The difference between baseline radiation level and the radiation level on top of your HVAC air filter is a measure for the amount of radon in your house (other factors include how much air per minute goes though the filter and how fine the filter is).

It is quite surprising how radioactive the air filter is. Here are some pictures from my house and the house of a friend:

baseline-houseA filter houseA
baseline houseB filter houseB
Pic 1: Baseline house A: 20CPM, 0.133μSv/h; Pic 2: filter house A: 76CPM, 0.506μSv/h;
Pic 3: Baseline house B: 29CPM, 0.193μSv/h; Pic 4: filter house B: 197CPM, 1.246μSv/h;

It's interesting how radioactive such a HVAC filter is and it shows that there is radon-222. At this point I don't know how to convert these measurements into useful levels. That is: I don't know at what μSv/h level produced by this measurement should you take action and install a radon mitigation system. I can however say that official tests consider the above levels as "no action required" because I had done an official radon test.

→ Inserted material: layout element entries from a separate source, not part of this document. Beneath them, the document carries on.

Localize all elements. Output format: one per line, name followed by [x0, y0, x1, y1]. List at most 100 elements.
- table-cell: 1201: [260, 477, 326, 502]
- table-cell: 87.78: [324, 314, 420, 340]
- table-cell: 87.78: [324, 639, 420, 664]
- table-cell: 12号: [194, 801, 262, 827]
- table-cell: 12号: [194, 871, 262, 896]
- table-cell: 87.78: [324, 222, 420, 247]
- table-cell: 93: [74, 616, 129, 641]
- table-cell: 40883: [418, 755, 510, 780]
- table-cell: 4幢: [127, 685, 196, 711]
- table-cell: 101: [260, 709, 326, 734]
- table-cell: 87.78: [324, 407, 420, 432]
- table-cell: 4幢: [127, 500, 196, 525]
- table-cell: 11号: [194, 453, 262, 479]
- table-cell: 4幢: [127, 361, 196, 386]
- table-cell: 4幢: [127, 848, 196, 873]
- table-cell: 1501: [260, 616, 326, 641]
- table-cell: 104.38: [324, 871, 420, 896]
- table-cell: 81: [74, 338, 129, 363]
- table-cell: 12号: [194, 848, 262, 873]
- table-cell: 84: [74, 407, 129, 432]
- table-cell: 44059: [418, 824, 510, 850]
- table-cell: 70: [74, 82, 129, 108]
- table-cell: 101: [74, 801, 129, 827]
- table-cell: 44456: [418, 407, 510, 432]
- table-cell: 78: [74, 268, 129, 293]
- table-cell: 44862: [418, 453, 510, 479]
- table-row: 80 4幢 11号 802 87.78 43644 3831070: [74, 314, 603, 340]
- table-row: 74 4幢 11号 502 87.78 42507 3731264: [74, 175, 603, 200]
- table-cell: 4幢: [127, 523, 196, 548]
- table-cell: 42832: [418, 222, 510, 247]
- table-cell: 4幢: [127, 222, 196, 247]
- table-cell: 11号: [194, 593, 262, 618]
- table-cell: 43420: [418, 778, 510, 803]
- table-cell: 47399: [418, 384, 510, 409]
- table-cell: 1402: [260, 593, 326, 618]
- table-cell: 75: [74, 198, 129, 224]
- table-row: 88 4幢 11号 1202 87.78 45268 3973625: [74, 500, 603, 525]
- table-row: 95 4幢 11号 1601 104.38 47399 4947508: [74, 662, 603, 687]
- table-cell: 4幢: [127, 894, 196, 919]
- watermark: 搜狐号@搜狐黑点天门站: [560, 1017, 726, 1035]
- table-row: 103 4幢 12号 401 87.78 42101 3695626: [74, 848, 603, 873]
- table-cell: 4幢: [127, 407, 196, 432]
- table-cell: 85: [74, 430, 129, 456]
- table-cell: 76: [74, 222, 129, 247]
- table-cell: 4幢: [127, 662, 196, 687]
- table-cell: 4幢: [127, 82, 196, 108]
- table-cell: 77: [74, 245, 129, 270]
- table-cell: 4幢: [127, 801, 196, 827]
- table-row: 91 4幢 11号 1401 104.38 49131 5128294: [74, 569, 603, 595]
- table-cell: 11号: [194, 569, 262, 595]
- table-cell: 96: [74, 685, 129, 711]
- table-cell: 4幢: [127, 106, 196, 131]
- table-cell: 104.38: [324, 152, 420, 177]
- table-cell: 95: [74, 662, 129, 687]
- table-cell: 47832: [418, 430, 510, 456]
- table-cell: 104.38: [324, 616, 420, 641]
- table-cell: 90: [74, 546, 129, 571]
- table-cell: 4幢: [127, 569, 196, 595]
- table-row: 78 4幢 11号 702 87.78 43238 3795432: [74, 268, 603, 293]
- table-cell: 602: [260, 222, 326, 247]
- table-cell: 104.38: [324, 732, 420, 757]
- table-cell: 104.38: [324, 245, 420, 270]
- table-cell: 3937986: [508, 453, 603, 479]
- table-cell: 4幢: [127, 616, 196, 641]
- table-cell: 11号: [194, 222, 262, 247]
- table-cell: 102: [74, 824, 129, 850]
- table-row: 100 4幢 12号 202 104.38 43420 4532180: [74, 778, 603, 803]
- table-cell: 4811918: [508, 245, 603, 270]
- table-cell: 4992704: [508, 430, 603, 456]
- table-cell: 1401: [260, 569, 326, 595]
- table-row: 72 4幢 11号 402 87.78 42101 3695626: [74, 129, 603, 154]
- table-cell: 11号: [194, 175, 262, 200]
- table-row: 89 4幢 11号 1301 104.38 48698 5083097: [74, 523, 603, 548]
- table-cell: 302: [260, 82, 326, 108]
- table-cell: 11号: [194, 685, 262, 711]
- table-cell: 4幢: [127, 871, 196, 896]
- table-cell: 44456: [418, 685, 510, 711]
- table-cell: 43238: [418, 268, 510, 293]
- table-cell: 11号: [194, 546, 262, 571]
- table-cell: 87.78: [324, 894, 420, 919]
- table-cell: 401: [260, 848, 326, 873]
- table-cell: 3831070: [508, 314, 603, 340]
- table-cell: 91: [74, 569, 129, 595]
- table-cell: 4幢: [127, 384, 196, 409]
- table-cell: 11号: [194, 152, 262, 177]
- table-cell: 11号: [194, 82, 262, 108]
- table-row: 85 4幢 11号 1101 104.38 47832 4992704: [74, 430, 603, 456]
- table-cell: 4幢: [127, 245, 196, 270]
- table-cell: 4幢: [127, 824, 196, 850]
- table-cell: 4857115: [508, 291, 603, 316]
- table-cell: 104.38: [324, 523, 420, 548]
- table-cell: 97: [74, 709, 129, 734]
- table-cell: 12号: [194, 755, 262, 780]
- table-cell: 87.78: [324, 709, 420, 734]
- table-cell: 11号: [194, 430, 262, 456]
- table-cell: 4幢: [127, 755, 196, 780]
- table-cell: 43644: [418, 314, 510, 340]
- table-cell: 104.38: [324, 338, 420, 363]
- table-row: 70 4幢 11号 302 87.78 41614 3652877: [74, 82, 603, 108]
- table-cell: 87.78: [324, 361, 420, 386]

The Polonium-218 decays into other elements until it reaches within a half-life of 47min the much more stable Lead-210. Thus if you put the filter on the side without using it then you will see that it goes quickly back to near background levels:
filter after 2h of not using it
Filter house B after setting it aside for 2hours: 32CPM, 0.213μSv/h

My Geiger counter and normal background levels

I am using a Geiger counter that came as a kit. It's called GC10. It uses a Russian SBM-20 tube. A very reliable and popular tube. Geiger counters measure the amount of radiation crossing the tube per minute. This is called CPM, counts per minute. It can then be converted into μSv/h. This conversion factor from CPM to μSv/h is a function of the size of the tube. For the SBM-20 you have to divide the CPM value by 150 to get μSv/h. μSv/h (micro sievert per hour) is an official measurement for the radiation doses absorbed per body volume. The GC10 counter shows unfortunately in its display μSv and not μSv/h. This is a "typo" and it was probably done to save space in the display and align the numbers nicely. It is measuring μSv/h and the number behind μSv is the amount of μSv/h.

The Canadian government publishes a map of normal Natural Background Radiation in Canada and it changes from city to city dependent on the amount of natural radioactive elements in the soil. Basically the amount of uranium that is in the ground in a given area:

That table uses the unit μSv/y (micro sievert per year). You have to divide those numbers by 8760 to get to μSv/h (the unit that most Geiger counters show).